As far as I'm concerned, the garden season officially opened yesterday. I planted a window-box full of Japanese indigo seeds, and managed to fit it on the actual windowsill, in-between the rest of the pots of Mom's cuttings of coleus and iresine.

Then I went outside and cleaned up a bunch of the dead stuff in the garden that I never got around to last fall. The snow has retreated from the west and south sides of the building, even if it will be a while before I see some of the other beds, and it was a lovely afternoon. I even had to take off my coat after a few minutes, which hasn't happened in, oh, 6 months!

And voila, there are things growing! Even if the snow hasn't retreated far yet, all the bulbs and things are eager to get going as soon as possible. The chives are up. The daffodils are up. There are little points of crocuses coming through.

There are clusters of red-tinged tulip leaves.

And the brighter red buds of rhubarb are breaking the ground as the snow retreats.

No doubt about it now, winter is over!

Tuesday, 1 April 2014

Out Like A Lot of Lambs

April finally, and warming up. Potholes on the roads, puddles on the laneways, sap in the maple bush, and lambs in the barn.
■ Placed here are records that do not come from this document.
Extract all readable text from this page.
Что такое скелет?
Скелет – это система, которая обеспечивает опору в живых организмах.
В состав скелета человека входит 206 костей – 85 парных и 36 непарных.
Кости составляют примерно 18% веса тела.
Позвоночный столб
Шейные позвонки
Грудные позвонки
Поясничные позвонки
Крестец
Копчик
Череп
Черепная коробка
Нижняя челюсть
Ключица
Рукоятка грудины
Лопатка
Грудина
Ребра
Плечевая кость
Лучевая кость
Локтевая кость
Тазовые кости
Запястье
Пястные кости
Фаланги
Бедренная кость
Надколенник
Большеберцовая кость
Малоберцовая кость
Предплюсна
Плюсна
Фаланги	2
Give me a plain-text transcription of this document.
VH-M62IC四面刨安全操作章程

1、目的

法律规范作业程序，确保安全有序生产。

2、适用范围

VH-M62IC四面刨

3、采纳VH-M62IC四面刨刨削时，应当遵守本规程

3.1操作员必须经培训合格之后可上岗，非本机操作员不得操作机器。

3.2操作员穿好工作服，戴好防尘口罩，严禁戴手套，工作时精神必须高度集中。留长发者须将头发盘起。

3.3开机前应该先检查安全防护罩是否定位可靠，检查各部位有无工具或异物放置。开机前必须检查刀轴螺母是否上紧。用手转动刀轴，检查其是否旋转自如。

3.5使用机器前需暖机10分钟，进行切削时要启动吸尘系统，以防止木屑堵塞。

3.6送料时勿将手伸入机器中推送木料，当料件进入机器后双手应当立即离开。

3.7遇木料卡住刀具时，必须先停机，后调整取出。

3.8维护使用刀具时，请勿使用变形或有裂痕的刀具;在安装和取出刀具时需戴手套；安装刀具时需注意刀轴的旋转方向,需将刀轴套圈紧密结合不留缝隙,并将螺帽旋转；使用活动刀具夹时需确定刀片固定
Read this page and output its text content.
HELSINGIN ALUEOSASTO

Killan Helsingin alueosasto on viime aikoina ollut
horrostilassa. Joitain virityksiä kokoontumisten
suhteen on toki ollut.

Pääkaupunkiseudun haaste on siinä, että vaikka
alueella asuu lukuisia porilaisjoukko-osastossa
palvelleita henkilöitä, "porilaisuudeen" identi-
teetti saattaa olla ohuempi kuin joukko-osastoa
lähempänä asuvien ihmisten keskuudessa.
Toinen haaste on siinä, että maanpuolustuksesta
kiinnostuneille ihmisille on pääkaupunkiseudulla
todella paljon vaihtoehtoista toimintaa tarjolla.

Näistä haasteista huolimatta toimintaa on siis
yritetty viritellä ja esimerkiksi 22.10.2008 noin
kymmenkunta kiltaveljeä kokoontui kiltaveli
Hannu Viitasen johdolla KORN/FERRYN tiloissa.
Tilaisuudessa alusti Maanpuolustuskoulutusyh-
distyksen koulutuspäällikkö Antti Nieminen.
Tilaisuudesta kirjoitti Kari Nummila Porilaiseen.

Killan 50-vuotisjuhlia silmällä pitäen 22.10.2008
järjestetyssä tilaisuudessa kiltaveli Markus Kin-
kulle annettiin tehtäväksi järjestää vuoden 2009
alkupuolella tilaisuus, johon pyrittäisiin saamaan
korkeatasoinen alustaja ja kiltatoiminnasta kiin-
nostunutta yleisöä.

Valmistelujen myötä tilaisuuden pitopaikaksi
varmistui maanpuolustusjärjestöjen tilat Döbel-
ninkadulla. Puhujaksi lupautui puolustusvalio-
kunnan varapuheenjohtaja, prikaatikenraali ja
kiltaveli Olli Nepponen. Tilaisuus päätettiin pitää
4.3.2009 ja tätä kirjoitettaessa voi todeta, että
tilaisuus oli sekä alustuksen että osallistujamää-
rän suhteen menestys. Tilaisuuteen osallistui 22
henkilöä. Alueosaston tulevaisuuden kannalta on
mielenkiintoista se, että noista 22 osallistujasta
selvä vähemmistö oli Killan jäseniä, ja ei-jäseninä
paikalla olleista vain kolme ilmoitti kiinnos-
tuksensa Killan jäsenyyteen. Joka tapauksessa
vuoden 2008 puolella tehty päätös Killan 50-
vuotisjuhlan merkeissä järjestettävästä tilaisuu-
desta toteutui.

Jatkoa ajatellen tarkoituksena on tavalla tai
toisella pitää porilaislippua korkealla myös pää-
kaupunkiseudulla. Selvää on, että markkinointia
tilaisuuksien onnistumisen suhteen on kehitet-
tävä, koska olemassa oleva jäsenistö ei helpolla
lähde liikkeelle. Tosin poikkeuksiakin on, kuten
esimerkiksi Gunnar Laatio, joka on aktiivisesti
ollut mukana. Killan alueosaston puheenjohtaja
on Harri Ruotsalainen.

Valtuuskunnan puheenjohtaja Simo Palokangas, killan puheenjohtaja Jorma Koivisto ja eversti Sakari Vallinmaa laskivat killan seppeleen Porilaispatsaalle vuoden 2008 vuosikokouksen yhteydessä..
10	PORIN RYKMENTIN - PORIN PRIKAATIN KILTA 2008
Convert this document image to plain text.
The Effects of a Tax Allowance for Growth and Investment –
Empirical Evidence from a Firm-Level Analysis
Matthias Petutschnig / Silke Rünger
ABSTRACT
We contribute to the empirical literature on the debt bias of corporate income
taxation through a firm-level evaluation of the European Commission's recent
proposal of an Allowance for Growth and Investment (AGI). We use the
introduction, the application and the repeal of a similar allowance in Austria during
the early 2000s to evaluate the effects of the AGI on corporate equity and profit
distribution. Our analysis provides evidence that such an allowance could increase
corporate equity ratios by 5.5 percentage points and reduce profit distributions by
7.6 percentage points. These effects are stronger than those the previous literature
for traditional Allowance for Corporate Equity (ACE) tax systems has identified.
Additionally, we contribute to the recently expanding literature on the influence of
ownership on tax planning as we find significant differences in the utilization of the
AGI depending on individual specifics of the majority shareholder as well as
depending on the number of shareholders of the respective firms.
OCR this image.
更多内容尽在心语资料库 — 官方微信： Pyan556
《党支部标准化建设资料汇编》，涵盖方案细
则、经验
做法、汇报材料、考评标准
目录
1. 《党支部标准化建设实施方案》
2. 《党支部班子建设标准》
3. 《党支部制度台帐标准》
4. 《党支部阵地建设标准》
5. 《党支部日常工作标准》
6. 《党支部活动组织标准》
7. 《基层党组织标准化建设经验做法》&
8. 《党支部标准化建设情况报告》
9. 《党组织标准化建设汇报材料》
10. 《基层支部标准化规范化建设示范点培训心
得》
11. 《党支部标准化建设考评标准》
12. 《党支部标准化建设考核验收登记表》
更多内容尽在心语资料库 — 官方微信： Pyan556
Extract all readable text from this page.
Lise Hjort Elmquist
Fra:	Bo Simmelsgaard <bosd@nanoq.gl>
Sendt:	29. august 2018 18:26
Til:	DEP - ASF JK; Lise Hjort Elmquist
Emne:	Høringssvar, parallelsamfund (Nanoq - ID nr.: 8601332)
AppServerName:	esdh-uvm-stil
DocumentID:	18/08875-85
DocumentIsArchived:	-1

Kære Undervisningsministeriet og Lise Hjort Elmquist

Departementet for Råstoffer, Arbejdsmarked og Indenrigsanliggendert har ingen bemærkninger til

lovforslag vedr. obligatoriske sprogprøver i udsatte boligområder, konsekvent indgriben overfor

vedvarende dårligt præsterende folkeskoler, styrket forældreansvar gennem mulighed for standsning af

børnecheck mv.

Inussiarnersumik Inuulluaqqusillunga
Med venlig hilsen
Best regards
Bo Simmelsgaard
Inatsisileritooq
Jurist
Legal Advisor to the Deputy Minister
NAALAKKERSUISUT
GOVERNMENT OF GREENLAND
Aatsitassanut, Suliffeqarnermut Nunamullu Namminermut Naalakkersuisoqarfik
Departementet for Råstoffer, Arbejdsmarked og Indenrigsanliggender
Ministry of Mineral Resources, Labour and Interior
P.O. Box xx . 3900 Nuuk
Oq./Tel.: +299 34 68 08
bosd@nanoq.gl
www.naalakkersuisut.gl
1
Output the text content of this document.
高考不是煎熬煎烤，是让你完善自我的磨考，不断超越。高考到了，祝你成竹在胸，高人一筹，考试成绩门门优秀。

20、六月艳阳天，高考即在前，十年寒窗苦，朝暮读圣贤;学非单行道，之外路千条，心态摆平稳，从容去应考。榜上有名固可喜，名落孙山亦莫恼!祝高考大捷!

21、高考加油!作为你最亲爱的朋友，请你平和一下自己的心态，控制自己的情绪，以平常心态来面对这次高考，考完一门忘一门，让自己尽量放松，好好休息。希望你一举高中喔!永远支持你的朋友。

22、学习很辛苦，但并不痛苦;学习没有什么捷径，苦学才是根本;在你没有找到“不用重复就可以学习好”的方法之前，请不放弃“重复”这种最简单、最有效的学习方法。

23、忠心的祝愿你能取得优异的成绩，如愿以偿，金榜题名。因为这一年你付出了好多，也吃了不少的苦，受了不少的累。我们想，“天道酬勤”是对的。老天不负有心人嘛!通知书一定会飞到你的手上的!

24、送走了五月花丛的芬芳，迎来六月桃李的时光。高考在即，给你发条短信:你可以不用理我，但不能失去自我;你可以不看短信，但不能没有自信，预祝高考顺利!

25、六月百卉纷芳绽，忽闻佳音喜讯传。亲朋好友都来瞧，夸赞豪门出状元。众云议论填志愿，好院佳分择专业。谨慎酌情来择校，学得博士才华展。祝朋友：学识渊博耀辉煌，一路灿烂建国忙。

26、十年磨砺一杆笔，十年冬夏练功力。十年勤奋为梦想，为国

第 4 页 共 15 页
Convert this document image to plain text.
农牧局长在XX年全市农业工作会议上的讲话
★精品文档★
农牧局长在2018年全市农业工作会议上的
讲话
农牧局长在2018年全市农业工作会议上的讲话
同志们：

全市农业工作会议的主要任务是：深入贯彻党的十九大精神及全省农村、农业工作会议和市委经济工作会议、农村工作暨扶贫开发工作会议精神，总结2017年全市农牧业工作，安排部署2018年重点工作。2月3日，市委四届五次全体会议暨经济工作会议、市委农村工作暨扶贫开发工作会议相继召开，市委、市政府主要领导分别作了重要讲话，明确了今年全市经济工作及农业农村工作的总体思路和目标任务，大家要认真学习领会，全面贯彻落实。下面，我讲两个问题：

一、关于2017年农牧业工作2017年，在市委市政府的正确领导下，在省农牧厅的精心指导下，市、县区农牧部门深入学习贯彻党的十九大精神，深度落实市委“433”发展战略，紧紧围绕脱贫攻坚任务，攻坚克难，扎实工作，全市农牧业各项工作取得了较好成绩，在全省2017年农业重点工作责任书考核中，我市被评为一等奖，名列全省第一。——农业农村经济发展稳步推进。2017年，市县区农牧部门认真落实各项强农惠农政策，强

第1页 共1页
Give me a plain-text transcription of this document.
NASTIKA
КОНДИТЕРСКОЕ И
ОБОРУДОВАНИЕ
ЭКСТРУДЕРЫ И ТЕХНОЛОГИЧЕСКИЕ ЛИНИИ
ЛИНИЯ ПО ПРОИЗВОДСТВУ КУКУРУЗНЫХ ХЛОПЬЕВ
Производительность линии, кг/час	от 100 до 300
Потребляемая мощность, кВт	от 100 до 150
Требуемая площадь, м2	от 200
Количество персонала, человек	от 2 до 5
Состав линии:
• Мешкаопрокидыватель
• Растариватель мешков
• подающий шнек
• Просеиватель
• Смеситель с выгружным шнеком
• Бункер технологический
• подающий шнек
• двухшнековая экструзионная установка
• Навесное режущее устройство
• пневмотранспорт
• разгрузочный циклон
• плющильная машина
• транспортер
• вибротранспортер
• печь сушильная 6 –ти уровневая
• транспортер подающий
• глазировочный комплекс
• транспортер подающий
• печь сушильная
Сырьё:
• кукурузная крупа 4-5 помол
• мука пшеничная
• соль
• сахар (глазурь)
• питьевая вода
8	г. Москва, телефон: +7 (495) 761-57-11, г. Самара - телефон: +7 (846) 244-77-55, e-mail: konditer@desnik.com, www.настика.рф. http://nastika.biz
Which is to say I was out at my cousins' today for shearing day. Meat sheep they may be, but some of the fleeces are lovely, crimpy, soft things (and how they got it in a Rideau/Dorset/Finn melange of a flock, I don't know), and they are planning to send some of the best to a mini-mill this year. My job was to help them identify and sort out the best of the fleeces. Mom came along as well, but she spent half of the day enjoying the cousins' baby and taking her for a sleigh ride.

Each batch of sheep got shooed into the corridor and vaccinated, then into the chute one at a time to await the shearer.

Last year's shearer was not terribly fast, and they ended up with an 18-hour day to shear the lot. There were more sheep this year, but it only took the new shearer maybe 6 hours total for the 110-140 head in the barn - a huge improvement for everyone concerned, including the sheep, who were eager to have a bite to eat. It seems shearers prefer the sheep to be fasting 12 hours ahead, so they're lighter and not farting while you work. Completely understandable - but yeah, after shearing, the sheep all wanted to hang around in the corridor where there was a hay bale they could snack on.

Lambing was planned in stages this year, so one batch had lambed a while ago, and the babies are still nursing, but strong and fuzzy. The pen beside them had the ewes who were clearly pregnant, but not due yet.

Of course, there are always surprises as well. Under all the wool, it's hard to tell who's expecting if it wasn't a planned pregnancy. It seems one of the ram lambs from last year got left in with the girls a little too long, and this morning there was a new baby lamb in with the ewes who were supposedly not expecting! He was snuggled with his mama under a heat lamp, and wearing a cute little sweater. So cute you can't help but say Awww!